How to Do a Self-Check for Skin Cancer

To check your skin, use a full-length mirror to examine your entire body, front and back. Then, raise your arms and look at your right and left sides, Hendi said.

Learning how to do a skin self-exam could save your life.

“Skin cancer is one of the few cancers you can see with the naked eye,” said Dr. Ali Hendi, an assistant clinical professor of dermatology at Georgetown University Medical Center in Washington, D.C.

“Yet sadly, many people don’t know how to be their own hero when it comes to skin cancer, including what to look for on their skin or when to see a board-certified dermatologist,” he added in an American Academy of Dermatology news release.

Skin cancer is the most common cancer in the United States. One in five Americans develops skin cancer, and one person dies every hour from melanoma, the deadliest form of the disease.

To check your skin, use a full-length mirror to examine your entire body, front and back. Then, raise your arms and look at your right and left sides, Hendi said.

Bend your elbows and carefully check your forearms, underarms and palms. Look at the backs of your legs and feet, between your toes, and the soles of your feet. With nail polish removed, check your fingernails and toenails, as well.

Use a hand mirror to check the back of your neck and scalp, and part your hair for a closer look. Finally, check your back and buttocks with a hand mirror. Ask a partner to help check your back and other hard-to-see areas.

“While performing a skin self-exam, keep in mind that skin cancer can develop anywhere on the skin, not just in areas that are exposed to the sun,” Hendi said.

“If you notice any new spots on your skin, scalp or nails, spots that look different from other spots on your body, or spots that are changing, itching or bleeding, make an appointment to see a board-certified dermatologist,” he advised.

Hendi also explained the ABCDEs of checking for melanoma.

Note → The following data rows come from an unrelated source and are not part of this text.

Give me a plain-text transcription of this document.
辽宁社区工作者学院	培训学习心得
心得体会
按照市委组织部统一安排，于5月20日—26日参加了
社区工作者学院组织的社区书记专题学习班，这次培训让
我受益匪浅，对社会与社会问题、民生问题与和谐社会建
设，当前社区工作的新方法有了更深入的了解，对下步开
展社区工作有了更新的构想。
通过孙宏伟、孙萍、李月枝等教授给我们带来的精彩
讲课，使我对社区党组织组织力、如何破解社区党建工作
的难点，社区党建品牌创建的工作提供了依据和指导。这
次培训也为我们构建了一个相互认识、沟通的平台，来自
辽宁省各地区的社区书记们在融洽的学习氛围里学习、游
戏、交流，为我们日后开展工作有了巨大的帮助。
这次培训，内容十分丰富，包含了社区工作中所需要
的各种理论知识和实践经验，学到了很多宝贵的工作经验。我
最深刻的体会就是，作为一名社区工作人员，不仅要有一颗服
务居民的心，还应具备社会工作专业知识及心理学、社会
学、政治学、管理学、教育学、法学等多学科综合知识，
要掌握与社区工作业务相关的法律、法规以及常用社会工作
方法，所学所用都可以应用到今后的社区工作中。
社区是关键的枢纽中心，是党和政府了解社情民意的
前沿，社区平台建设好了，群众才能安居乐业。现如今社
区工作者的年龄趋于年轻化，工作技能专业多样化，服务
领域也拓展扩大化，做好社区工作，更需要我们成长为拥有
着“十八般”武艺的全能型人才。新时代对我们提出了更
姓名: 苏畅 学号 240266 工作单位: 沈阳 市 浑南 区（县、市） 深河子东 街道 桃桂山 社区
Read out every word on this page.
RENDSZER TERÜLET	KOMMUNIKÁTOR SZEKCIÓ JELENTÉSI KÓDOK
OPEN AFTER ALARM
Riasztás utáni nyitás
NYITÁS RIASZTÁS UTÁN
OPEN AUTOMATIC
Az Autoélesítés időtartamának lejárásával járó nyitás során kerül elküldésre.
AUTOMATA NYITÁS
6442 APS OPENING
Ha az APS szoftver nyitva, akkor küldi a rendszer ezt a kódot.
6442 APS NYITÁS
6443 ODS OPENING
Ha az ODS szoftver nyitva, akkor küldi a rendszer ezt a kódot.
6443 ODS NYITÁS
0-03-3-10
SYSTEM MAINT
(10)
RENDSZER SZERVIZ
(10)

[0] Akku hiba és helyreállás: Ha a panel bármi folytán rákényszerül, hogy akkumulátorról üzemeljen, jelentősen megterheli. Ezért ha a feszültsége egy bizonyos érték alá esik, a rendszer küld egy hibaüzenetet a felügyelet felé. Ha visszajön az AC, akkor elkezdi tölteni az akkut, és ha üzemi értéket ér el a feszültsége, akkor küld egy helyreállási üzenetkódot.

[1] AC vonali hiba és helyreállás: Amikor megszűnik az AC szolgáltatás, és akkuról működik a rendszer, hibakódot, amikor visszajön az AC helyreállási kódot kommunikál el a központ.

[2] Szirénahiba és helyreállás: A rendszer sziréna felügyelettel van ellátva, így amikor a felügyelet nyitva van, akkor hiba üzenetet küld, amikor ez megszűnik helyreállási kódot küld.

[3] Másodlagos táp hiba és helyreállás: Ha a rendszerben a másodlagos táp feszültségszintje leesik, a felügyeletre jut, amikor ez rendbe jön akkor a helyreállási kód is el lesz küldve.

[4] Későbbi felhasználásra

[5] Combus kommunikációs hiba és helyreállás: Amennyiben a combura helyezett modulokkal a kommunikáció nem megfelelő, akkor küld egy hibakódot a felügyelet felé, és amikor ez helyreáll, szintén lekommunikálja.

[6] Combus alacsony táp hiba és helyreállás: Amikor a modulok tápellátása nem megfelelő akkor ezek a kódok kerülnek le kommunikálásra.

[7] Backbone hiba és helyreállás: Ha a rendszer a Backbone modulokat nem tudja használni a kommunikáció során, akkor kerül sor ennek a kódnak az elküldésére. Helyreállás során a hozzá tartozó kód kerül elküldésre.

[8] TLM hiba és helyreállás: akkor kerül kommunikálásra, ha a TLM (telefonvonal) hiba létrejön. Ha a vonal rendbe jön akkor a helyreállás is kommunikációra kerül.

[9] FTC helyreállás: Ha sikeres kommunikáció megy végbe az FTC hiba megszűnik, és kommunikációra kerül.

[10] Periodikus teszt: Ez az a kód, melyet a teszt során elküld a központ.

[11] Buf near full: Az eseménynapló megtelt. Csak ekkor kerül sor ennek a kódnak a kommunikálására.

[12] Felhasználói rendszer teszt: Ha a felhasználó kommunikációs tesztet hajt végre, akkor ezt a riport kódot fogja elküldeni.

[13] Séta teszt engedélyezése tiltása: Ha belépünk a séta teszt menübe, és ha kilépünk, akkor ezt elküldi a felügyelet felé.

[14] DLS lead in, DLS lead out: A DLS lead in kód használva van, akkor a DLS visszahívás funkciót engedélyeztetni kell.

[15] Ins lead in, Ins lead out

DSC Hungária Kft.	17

  • A is for Asymmetry: One half of a spot is unlike the other half.
  • B is for Border: The spot has an irregular, scalloped or poorly defined edge.
  • C is for Color: Colors vary from one area of the spot to another, from shades of tan, brown or black, for instance, or areas of white, red or blue.
  • D is for Diameter: When diagnosed, melanomas are usually larger than 6 millimeters (about the size of a pencil eraser), but can be smaller.
  • E is for Evolving: The spot looks different or is changing in size, shape or color.

“When detected early, skin cancer, including melanoma, is highly treatable, making it imperative to check your skin regularly,” Hendi said. “It only takes a few minutes to check your skin, and it could save your life.”